El top de las locuras hechas por amor

El amor es un sentimiento presente en todas las culturas, en todas las épocas, y es un tema preferido del arte y la cultura. Si bien hay muchas clases de amor (no es el mismo el de un padre por sus hijos que el que tiene por su pareja, por ejemplo) en este artículo podrás leer hasta dónde puede llegar la “locura” que trae el amor.

Y sí, todos estos casos son reales.

Comprar una cartelera

Las carteleras son esos enormes espacios en edificios y rutas donde, por lo general, se coloca publicidad. No es nada barato el comprarlos para colocar anuncios, aunque se ha usado para pedir matrimonio y declarar amor. Algunas personas optan por los más económicos pasacalles, esos carteles colgantes que se cuelgan de lado a lado en la calle.

Tirarse de un edificio

Hace unos años, se hizo viral una propuesta de matrimonio que casi le dio un infarto a la novia. Josh, el muchacho en cuestión, fingió caerse de un edificio de cuatro pisos. Cuando su novia Brooke corrió al borde del techo, pensando que su novio había muerto, se lo encontró en colchón inflable, sosteniendo uno de los carteles donde le preguntaba, en inglés, si quería casarse con él.

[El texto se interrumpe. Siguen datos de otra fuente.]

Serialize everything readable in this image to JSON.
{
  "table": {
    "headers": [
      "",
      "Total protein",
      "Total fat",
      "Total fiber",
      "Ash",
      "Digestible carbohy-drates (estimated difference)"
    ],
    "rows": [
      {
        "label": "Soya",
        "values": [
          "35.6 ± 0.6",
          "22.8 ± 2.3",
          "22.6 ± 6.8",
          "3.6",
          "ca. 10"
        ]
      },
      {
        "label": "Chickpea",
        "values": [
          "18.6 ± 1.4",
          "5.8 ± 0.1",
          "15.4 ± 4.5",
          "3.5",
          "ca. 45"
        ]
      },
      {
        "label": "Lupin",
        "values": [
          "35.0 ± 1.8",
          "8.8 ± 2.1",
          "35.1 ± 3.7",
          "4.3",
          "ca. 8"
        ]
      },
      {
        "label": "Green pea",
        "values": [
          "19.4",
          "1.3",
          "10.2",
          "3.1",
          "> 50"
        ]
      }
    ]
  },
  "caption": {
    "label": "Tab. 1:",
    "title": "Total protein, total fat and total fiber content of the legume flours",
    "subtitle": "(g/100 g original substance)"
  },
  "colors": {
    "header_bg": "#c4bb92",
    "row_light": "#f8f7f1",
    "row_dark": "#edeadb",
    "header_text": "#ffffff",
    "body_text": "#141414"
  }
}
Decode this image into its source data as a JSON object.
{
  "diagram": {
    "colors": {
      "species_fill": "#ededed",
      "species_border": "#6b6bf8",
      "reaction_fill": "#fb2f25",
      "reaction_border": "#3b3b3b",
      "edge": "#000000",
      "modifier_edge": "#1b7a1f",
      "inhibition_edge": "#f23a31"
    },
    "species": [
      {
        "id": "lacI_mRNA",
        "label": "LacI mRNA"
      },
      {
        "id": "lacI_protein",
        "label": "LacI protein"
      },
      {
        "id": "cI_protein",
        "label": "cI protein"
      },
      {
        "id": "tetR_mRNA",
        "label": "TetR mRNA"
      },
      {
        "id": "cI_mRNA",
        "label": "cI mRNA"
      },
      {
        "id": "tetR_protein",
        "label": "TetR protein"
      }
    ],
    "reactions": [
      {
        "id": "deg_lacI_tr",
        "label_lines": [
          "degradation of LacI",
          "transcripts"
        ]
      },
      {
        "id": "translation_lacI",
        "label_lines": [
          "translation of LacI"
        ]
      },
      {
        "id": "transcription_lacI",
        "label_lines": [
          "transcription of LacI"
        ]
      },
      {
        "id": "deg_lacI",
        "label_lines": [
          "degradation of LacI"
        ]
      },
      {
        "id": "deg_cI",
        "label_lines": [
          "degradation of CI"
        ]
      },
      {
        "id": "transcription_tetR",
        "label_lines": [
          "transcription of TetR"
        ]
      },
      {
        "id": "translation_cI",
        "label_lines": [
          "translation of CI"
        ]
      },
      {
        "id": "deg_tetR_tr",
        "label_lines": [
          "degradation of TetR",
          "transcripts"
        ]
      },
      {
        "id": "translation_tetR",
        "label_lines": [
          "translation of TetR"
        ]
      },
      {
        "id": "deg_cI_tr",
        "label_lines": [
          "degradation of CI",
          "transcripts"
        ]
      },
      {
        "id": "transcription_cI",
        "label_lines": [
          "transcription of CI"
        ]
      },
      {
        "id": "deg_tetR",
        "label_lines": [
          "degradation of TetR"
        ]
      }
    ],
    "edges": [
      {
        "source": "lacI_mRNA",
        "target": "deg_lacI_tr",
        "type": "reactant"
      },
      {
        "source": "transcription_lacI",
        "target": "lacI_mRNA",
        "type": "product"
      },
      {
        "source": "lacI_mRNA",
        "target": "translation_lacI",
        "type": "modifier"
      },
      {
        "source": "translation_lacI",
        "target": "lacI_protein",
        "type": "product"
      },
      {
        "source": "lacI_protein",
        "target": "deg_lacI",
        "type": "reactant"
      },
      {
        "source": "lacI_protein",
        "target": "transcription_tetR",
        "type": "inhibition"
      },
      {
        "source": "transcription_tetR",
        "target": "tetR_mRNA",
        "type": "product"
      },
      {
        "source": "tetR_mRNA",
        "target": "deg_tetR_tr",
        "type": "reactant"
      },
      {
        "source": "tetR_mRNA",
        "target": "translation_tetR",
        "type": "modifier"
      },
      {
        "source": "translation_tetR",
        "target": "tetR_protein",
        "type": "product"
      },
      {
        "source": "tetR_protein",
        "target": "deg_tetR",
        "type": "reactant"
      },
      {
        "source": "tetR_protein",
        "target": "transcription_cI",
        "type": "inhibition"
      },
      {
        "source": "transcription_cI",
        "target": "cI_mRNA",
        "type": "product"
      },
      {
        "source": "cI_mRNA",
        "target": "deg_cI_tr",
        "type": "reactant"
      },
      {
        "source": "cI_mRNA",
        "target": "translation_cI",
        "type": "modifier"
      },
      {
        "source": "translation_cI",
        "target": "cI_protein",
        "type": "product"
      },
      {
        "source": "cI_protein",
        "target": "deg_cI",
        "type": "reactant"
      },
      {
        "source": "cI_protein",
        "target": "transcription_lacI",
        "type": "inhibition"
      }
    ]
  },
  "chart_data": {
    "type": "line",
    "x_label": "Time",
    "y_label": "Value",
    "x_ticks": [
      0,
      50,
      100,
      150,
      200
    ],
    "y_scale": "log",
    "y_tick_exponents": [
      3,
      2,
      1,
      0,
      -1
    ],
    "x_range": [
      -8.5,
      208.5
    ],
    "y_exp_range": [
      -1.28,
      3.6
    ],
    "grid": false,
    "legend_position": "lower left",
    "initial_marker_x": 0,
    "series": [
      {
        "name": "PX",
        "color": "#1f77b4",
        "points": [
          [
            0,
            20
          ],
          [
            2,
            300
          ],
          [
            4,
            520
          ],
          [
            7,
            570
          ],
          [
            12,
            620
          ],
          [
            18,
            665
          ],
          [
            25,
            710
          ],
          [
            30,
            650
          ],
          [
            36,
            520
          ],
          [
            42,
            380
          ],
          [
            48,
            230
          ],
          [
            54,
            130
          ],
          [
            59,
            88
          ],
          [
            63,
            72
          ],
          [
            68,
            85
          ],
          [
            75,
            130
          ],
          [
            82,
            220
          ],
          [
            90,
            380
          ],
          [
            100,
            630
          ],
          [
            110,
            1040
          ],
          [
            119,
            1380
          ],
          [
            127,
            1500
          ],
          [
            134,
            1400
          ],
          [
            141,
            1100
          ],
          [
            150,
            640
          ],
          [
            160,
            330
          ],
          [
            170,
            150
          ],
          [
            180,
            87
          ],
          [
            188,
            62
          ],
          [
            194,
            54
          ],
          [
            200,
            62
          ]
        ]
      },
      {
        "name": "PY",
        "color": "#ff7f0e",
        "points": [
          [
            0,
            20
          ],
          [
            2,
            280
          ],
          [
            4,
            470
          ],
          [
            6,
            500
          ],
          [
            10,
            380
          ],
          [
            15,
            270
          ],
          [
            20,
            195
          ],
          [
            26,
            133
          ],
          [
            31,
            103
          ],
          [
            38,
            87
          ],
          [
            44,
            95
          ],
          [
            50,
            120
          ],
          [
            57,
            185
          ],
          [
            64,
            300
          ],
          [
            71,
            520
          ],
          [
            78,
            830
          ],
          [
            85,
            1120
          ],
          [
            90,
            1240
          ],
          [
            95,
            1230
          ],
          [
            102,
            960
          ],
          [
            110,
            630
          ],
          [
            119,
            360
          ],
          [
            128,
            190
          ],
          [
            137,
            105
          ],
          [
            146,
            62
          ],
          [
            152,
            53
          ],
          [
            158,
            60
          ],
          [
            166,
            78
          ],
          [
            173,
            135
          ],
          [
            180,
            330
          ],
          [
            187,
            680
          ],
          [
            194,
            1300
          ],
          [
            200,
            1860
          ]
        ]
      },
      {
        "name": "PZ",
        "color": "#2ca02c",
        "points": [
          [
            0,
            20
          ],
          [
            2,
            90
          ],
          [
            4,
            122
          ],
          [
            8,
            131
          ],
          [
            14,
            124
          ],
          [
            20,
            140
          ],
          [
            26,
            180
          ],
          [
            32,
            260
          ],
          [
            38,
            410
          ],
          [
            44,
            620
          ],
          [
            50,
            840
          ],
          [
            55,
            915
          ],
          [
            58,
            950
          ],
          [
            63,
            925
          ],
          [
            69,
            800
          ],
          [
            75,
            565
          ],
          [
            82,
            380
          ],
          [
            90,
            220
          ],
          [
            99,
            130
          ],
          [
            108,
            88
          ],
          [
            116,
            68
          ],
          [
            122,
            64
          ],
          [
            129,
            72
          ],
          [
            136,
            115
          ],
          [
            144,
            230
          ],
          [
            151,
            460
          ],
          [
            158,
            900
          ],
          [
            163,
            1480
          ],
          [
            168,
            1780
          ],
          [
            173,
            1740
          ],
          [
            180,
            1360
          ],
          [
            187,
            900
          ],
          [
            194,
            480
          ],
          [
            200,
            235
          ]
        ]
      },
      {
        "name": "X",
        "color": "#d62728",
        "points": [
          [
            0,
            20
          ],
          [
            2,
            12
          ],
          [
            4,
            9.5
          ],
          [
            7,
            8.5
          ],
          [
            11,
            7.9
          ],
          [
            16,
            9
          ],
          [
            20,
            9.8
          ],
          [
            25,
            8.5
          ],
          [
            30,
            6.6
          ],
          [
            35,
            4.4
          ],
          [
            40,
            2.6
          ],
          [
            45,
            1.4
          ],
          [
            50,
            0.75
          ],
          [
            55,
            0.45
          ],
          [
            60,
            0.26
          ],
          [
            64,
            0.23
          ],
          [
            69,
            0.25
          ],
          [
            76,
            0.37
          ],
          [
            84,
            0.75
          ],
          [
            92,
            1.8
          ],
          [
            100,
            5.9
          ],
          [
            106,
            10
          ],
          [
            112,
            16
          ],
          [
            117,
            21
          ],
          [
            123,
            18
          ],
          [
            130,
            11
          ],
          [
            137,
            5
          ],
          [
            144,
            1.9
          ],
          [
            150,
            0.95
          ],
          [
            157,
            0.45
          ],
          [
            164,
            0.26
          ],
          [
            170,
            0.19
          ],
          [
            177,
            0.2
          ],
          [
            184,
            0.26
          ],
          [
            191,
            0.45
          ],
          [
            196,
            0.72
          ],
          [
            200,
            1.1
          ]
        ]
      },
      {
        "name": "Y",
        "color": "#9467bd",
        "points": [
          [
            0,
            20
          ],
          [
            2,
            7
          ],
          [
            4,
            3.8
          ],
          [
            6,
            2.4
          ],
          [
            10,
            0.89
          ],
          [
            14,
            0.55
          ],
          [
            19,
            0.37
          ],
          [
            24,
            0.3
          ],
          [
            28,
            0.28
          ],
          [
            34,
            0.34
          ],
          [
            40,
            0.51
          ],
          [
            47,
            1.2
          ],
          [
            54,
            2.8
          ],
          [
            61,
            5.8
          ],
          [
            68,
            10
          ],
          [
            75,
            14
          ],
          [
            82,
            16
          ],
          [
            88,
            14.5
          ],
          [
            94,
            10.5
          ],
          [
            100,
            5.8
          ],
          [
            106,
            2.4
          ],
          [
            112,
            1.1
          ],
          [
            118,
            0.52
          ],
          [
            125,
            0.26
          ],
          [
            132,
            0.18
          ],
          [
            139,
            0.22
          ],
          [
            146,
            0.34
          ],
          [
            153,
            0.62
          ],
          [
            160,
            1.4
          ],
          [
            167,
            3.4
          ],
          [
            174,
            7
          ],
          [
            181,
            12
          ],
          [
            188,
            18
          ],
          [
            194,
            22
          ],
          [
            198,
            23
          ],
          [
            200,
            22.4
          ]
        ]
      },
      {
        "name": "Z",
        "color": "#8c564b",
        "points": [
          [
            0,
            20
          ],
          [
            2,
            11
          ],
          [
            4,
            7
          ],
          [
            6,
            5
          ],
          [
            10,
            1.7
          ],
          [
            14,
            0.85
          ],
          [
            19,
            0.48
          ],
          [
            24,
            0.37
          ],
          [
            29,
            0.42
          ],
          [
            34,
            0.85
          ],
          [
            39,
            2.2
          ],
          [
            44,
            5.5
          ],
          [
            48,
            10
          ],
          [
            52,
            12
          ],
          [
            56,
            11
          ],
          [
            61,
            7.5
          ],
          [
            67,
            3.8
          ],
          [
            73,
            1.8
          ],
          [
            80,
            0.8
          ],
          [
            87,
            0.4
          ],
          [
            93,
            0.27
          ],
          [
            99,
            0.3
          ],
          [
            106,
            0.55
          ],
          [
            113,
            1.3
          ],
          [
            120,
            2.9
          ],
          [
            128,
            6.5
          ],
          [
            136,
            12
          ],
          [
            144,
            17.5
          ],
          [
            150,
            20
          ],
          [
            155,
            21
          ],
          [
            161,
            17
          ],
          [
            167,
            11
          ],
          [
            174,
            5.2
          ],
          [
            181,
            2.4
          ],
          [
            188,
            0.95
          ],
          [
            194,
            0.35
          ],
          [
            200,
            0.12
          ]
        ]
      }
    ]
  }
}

Tallar una escalera en una montaña con las manos

A mediados del siglo pasado, Liu Guojiang tenía diecinueve años, y se enamoró de Xu Chaoqing, quien tenía veintinueve y era madre viuda. Escapando de los prejuicios de la sociedad, la pareja se fue a vivir a la montaña, donde el terreno era tan complicado que sólo el joven podía descender a un poblado cercano. Por eso, Liu decidió tallar una escalera para que su esposa pudiese bajar los más de 1.500 metros de desnivel. Hoy en día, ambos han muerto, pero la escalera y la casa se conservan, por ser el escenario de la historia de amor más bonita de China.

Declarar la guerra a tu propio padre

Corría el año 1.355, y quien luego sería el rey Pedro I de Portugal se enamoró de Inés, una de las damas de compañía de su esposa Constanza. Se casaron en secreto, pero Alfonso IV, el padre del futuro monarca no quería que ella fuese coronada, por lo que mandó asesinarla. El hijo, al enterarse de cómo había muerto su amada, le declaró la guerra y coronó a su esposa, ya muerta, cuando se convirtió en rey. Vestida como reina, el cadáver de Inés fue sentado en el trono, y todos los nobles fueron forzados a jurarle fidelidad como si aún estuviese viva.

Escribir cartas a diario

A veces, para hacer una locura de amor no es necesario ser más rico que un rey. Tómese el ejemplo del escritor Mark Twain, quien se enamoró de Olivia (Livy) Langdon Clemens. Ella lo rechazó, y el escritor le dijo que le escribiría cartas a diario hasta que le diese el sí. Le llevó dos años de misivas diarias el lograrlo.

Abdicar de la corona de Inglaterra

Al revés de lo que sucedió con Máxima de los Países Bajos (nacida Máxima Zorreguieta) y Guillermo Alejandro de los Países Bajos (Guillermo Alejandro Nicolás Jorge Fernando), Eduardo VIII de Inglaterra renunció a su corona. Lo hizo para poder casarse con Wallis Simpson, una mujer estadounidense divorciada. Es el único monarca en la historia de su país que renunció a la corona por voluntad propia.

Convertirse en los criminales más conocidos de estados Unidos

Bonnie Parker era una mesera cuando conoció a Clyde Barrow, recién salido de prisión. Pese a la oposición de la familia de ella, huyeron y se convirtieron en los ladrones fugitivos más conocidos de toda la historia de los Estados Unidos, al punto de ser declarados enemigos públicos entre 1.931 y 1.934. El trágico desenlace de su historia es bien conocida, ¿pero quién les quita lo bailado? Estuvieron juntos hasta el final.

Construir una de las siete maravillas del mundo moderno

La Tierra, con todo lo que tiene, es un planeta maravilloso. La UNESCO ha declarado algunas como tales, como por ejemplo el Taj Mahal, en India. Tres siglos atrás, el emperador Shah Jahan construyó este enorme mausoleo (que no es un solo edificio, son un complejo) en honor a su tercera esposa, Mumtaz Mahal, muerta al dar a luz a uno de los hijos del monarca.